Meurtres de l'Essonne : "J'accuse la place Beauvau de violer le secret de l'instruction"

Le syndicat de la magistrature accuse le ministère de l'Intérieur de chercher à profiter de cette affaire, en pleine période électorale.

Des policiers devant l\'immeuble où a été interpellé un des suspects, à Draveil, dans l\'Essonne. 
Des policiers devant l'immeuble où a été interpellé un des suspects, à Draveil, dans l'Essonne.  (BERTRAND LANGLOIS / AFP)

Le Syndicat de la magistrature (SM, gauche) a accusé dimanche le ministère de l'Intérieur d'avoir diffusé des informations "factuelles" sur l'affaire des quatre meurtres de l'Essonne "en violation du secret de l'instruction et au risque de mettre l'enquête en péril".

Deux hommes ont été interpellés samedi dans le cadre de cette enquête, l'un d'eux étant considéré par le ministère de l'Intérieur comme "un suspect très sérieux". Leur garde à vue a été prolongée dimanche.

"Une partie de la presse a été avertie de (la première) interpellation avant même les deux juges d'instruction" d'Evry chargés du dossier, a affirmé le président du SM, Matthieu Bonduelle. De même, des journalistes ont été informés "par la place Beauvau du nom des personnes interpellées et de certains actes d'investigation en cours et à venir". 

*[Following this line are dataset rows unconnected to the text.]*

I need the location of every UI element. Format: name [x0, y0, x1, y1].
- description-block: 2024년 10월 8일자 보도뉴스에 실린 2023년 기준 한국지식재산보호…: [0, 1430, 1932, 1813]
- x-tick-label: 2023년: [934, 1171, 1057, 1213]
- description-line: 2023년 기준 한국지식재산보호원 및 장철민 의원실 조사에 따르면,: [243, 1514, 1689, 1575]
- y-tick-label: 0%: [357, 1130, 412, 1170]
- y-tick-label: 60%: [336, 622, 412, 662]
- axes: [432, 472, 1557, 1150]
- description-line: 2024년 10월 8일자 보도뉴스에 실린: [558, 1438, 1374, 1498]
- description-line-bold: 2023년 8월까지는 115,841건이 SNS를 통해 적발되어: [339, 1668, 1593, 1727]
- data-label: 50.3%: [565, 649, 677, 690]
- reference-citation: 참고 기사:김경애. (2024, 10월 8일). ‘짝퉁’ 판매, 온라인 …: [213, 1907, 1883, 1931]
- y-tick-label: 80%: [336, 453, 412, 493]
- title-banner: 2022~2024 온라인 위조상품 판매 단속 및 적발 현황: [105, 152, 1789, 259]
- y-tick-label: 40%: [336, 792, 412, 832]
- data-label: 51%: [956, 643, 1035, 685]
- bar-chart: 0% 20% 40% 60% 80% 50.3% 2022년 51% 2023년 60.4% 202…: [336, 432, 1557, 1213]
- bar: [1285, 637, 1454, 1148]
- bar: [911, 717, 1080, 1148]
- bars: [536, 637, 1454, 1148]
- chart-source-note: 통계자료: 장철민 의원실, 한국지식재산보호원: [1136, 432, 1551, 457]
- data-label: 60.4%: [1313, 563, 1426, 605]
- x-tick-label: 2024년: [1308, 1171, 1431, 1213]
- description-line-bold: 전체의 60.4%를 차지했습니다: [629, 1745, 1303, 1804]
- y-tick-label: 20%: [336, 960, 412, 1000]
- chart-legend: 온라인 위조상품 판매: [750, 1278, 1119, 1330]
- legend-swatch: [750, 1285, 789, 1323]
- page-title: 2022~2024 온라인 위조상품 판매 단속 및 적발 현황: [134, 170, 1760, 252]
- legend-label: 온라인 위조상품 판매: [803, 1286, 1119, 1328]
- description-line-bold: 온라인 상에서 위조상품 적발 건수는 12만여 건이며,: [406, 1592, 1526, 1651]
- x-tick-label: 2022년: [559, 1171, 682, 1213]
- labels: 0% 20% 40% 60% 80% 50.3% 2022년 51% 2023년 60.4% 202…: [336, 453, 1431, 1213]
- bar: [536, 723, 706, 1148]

Claude Guéant dans la ligne de mire

 

"J'accuse la place Beauvau qui, parce qu'elle veut tirer prématurément les bénéfices, à quelques jours d'une élection, d'une enquête qui porte sur des faits très graves et angoissants pour la population, un, de violer le secret de l'instruction, deux, de mettre en péril les investigations", a poursuivi le magistrat.

"C'est extrêmement grave", a commenté le président du SM, a qui cette manière de faire rappelle notamment la récente affaire Merah à Toulouse lorsque, selon lui, le ministre de l'Intérieur "Claude Guéant était manifestement le directeur des opérations judiciaires".

"L'Intérieur communique à la place du procureur"

Et dans l'affaire du groupuscule salafiste Forsane Alizza, dont treize membres présumés ont été mis en examen début avril, "le chef de l'Etat avait annoncé en personne le résultat des perquisitions, alors qu'on était dans une information judiciaire menée par deux juges d'instruction antiterroristes", a-t-il rappelé.

"Dans toutes ces affaires, l'Intérieur communique en lieu et place du procureur et au risque de mettre en péril l'enquête (...). J'attends que le ministre de la Justice rappelle chacun à ses devoirs", a-t-il conclu.

Du côté de la Chancellerie, le porte-parole adjoint, Olivier Pedro-José, a seulement rappelé que "conformément à l'article 11 du code de procédure pénale, seul le procureur de la République peut rendre publics des éléments objectifs tirés d'une procédure, afin d'éviter la propagation d'informations parcellaires ou inexactes ou pour mettre fin à un trouble de l'ordre public".